Audiência pública será dia 27, às 9h, no Centro de Cultura da Câmara
Por solicitação de servidores municipais lotados no SAMU e unidades de urgência e emergência em Salvador, a vereadora Aladilce Souza (PCdoB), integrante da Comissão de Saúde da Câmara, promoverá, por intermédio da Ouvidoria, audiência pública na próxima quinta-feira (27), às 9h, no Centro de Cultura, para debater a mudança da escala de 24 para 12 horas, sem qualquer diálogo com a categoria, e as precárias condições de trabalho. A ideia é convidar para a mesa representação da Secretaria Municipal de Saúde, da gerência do SAMU, do Sindsaúde-Ba, além de conselhos de direitos e profissionais da área, assegurando a participação social e a escuta qualificada.

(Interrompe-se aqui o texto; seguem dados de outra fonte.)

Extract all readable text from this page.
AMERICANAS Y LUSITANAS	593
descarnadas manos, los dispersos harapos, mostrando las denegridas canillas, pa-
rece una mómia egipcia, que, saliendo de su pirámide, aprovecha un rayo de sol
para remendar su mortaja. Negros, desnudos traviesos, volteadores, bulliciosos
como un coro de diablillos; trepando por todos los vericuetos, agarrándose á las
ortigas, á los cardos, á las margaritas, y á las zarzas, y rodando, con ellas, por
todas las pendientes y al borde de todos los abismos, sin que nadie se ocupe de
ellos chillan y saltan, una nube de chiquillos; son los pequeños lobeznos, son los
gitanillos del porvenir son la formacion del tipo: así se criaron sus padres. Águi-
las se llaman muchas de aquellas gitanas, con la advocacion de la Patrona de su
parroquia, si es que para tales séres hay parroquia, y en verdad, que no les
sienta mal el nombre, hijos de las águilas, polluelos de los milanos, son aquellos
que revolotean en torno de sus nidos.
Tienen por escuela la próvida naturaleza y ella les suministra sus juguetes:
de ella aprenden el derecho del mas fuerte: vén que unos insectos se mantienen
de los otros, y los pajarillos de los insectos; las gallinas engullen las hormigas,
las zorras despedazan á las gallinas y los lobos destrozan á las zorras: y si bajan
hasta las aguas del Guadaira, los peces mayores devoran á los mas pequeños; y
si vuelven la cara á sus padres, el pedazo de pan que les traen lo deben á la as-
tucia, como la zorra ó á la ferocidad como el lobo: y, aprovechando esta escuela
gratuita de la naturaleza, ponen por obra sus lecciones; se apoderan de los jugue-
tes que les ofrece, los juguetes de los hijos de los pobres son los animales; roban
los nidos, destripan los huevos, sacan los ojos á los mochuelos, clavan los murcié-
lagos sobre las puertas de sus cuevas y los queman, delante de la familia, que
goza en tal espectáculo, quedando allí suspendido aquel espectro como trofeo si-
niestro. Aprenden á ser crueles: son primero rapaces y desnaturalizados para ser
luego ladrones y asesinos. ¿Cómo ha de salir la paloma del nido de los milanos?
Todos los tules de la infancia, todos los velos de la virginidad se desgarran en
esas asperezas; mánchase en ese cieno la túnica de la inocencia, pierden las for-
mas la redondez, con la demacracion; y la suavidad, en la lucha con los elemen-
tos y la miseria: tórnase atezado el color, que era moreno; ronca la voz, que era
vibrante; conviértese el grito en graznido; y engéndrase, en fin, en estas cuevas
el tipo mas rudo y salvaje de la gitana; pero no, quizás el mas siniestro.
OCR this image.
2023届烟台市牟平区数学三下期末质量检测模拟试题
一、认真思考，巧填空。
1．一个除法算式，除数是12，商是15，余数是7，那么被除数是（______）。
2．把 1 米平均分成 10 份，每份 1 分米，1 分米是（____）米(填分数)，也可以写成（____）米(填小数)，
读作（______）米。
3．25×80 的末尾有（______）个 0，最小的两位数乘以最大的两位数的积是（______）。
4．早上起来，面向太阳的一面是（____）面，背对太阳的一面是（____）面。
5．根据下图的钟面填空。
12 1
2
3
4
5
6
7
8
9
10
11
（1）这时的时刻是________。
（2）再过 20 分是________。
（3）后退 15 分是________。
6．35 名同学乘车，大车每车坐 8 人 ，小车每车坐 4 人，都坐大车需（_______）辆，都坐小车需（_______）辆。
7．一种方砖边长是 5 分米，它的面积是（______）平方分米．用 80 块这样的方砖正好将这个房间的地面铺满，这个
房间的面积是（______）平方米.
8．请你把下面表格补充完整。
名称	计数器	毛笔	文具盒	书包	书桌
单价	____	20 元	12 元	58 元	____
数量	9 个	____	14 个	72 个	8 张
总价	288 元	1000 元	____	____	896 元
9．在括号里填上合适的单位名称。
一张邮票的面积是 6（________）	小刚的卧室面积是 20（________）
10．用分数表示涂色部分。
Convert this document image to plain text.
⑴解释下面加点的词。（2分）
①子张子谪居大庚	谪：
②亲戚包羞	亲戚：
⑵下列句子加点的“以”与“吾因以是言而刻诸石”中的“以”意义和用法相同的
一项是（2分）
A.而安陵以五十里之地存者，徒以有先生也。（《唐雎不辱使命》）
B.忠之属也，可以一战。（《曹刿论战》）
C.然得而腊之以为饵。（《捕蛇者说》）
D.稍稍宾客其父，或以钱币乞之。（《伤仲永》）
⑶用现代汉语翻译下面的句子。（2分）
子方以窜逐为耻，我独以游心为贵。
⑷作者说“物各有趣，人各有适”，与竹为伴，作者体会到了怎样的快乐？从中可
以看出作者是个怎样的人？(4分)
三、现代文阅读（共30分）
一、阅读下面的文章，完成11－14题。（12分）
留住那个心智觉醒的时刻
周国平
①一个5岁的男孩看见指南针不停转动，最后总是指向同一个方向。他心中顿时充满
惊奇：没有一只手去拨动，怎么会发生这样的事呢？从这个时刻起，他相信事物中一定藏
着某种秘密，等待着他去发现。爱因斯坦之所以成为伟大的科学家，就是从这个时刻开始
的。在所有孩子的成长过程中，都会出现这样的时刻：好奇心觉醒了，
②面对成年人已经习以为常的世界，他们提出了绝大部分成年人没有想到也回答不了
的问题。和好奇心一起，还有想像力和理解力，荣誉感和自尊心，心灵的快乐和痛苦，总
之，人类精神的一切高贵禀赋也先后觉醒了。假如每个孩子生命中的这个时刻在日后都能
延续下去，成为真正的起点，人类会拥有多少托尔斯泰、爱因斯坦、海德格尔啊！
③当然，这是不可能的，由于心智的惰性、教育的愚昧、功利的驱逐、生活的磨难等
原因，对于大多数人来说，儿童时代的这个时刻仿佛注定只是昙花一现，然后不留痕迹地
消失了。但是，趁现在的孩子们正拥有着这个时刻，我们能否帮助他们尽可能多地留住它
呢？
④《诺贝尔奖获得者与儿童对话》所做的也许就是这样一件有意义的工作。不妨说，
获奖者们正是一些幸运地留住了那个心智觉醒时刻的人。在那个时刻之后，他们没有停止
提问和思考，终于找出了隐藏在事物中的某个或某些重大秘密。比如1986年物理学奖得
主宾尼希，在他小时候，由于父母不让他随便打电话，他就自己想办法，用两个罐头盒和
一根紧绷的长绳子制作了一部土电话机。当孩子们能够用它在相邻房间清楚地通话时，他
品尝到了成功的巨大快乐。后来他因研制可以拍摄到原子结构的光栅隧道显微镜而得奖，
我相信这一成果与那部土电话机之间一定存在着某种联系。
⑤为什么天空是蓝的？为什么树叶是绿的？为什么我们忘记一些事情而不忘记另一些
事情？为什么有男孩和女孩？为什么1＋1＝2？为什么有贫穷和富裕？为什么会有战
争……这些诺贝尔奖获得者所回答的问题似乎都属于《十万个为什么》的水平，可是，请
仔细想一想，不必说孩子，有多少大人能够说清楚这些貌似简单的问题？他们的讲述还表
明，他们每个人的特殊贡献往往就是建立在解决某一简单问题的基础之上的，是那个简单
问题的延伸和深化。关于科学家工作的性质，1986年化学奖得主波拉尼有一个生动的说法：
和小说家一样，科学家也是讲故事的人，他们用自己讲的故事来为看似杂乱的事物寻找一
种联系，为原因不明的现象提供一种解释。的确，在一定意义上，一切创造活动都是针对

Aladilce visitou o SAMU, unidades de CAPS, SRT e UPAs, a exemplo da Rodrigo Argolo, em Tancredo Neves, da Hélio Machado, em Itapuã, e da Orlando Imbassahy, no Bairro da Paz, constatando a deficiência nas condições de trabalho, com infiltrações e goteiras até em enfermarias, e o fato de cerca de 110 profissionais do SAMU estarem com contratos REDA vencidos. Os servidores defendem a revogação ou suspensão imediata da Portaria nº 277/2026, até que se estabeleça uma mesa de diálogo tecnicamente fundamentada e transparente com a categoria.
Sobrecarga
“Essa alteração brusca na rotina das unidades e dos profissionais de saúde gerou um clima de insatisfação que está se manifestando no atendimento ao público, agravando o caos que já se instalou na rede municipal de saúde em função da sobrecarga de trabalho, das instalações precárias, do desabastecimento de medicações e materiais, incluindo copos descartáveis e lençóis para os pacientes, sem falar na falta de segurança”, resumiu a vereadora.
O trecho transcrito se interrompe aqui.